Dedicated to classics and hits.

Thursday, September 20, 2012

On the Eve (Накану́не) by Ivan Turgenev

Ivan Turgenev

On the Eve (Накану́не)
 by Ivan Turgenev
published in 1860

  A common progression for classic 18th and19th century Novelists is a prior career writing literature besides Novels.  For example, Sir Walter Scott was well known for his verse.  Numerous Authors wrote plays before they wrote Novels.  Ivan Turgenev is another good example.  Turgenev was writing plays in the 1840s, short stories in the 1850s and Novels in the 1860s.

 If you look at his popularity among an English language Audience, it is clear that interest in Turgenev did not really pick up until the 20th century began.  If you look at what was happening in terms of criticism of Turgenev, it's easy to point to the publication of the 13 volume complete works of Ivan Turgenev in English, with a foreward by Henry James- published between 1903 and 1904. (1)  Henry James was ringing the bell for critical recognition of Turgenev as a "classic" Novelist as early as the 1890s.

 I think, obviously, you have to read an Ivan Turgenev Novel from the perspective of "Modern" rather then Victorian literature. The hero/anti-hero Insarov is a Bulgarian patriot who is obsessed with liberating Bulgaria from the Turks. He falls in love with Elena, who is a female protagonist who ranks with the subject of Madame Bovary for early-modernist portrayals of young women.

  Turgenev left Russia after the publication of his main work, Fathers and Sons in 1862.  Eventually he made his way to Paris, where Henry James describes meeting him for the first time:

       I  found reason to meet him, in Paris, where he was then living, in 1875. I shall never forget the impression he made upon me at that first interview. I found him adorable; I could scarcely believe that he would prove--that any man could prove--on nearer acquaintance so delightful as that. Nearer acquaintance only confirmed my hope, and he remained the most approachable, the most practicable, the least unsafe man of genius it has been my fortune to meet. He was so simple, so natural, so modest, so destitute of personal pretension and of what is called the consciousness of powers, that one almost doubted at moments whether he were a man of genius after all. Everything good and fruitful lay near to him; he was interested in everything; and he was absolutely without that eagerness of self-reference which sometimes accompanies great, and even small, reputations. He had not a particle of vanity; nothing whatever of the air of having a part to play or a reputation to keep up. His humour exercised itself as freely upon himself as upon other subjects, and he told stories at his own expense with a sweetness of hilarity which made his peculiarities really sacred in the eyes of a friend. I remember vividly the smile and tone of voice with which he once repeated to me a figurative epithet which Gustave Flaubert (of whom he was extremely fond) had applied to him--an epithet intended to characterise a certain expansive softness, a comprehensive indecision, which pervaded his nature, just as it pervades so many of the characters he has painted. (Ivan Turgenev by Henry James)

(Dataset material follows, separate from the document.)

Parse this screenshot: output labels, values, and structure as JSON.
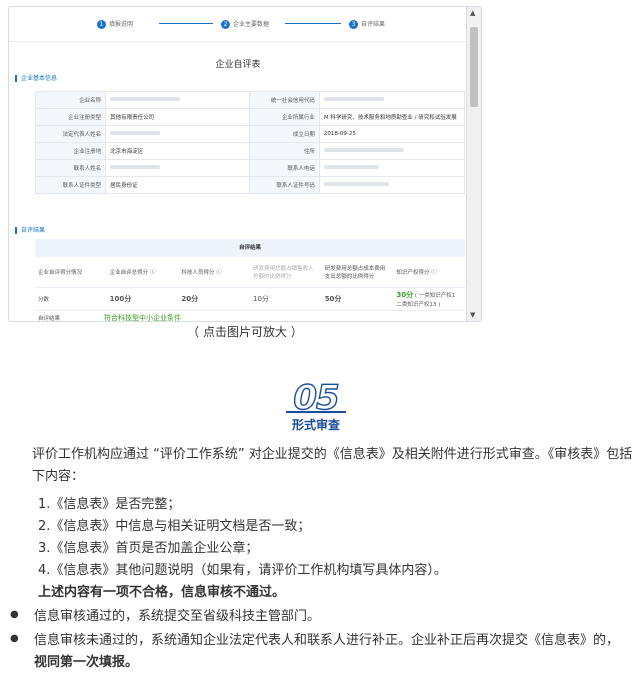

   Considering the role that Henry James played in terms both of criticism and original works in the history of Modern Literature, that is a significant endorsement that was being pitched to the Audience for literature in the early 20th century

.   It was also a push that distinctly came from the United States and France rather then England. Turgenev died in 1883- so the increase in Audience size for Turgenev in the 20th century was already happening before his death.

   It's almost more appropriate to read Turgenev with other books published in the first decade of the 20th century to get a good idea of how the largest Audience perceived his work.  The transition from Victorian to Modern was ongoing between 1850 to the 20th century, so you get works of both types during this period- Dickens was active up until his death in 1870.

  Understanding the birth of "Modernism" is just about the most important event for an Artist or critic to understand.  How Modernism impacted the Audience, how it impacted different Artistic disciplines, how it impacted specific Artists  who were the first to be called Modernists in their respective Artistic discipline.

 In Literature, a lot of that definition happened retrospectively.  When a specific Artist draws retrospective interest for previously published works of Art, that is an example of a Critical Audience leading the general Audience for that Artist.  

 This is the reverse of the normal process of Artist/Audience reception, where the most valuable criterion for a work of Art is its recentness and critical attention is determined by the size of the Audience for a specific Artist.


(1) Encyclopedia of Literary Translation Into English, Volume 2: M-Z,  Oliver Classe, editor. Published by Fitzroy Dearborn of London, pg. 1431.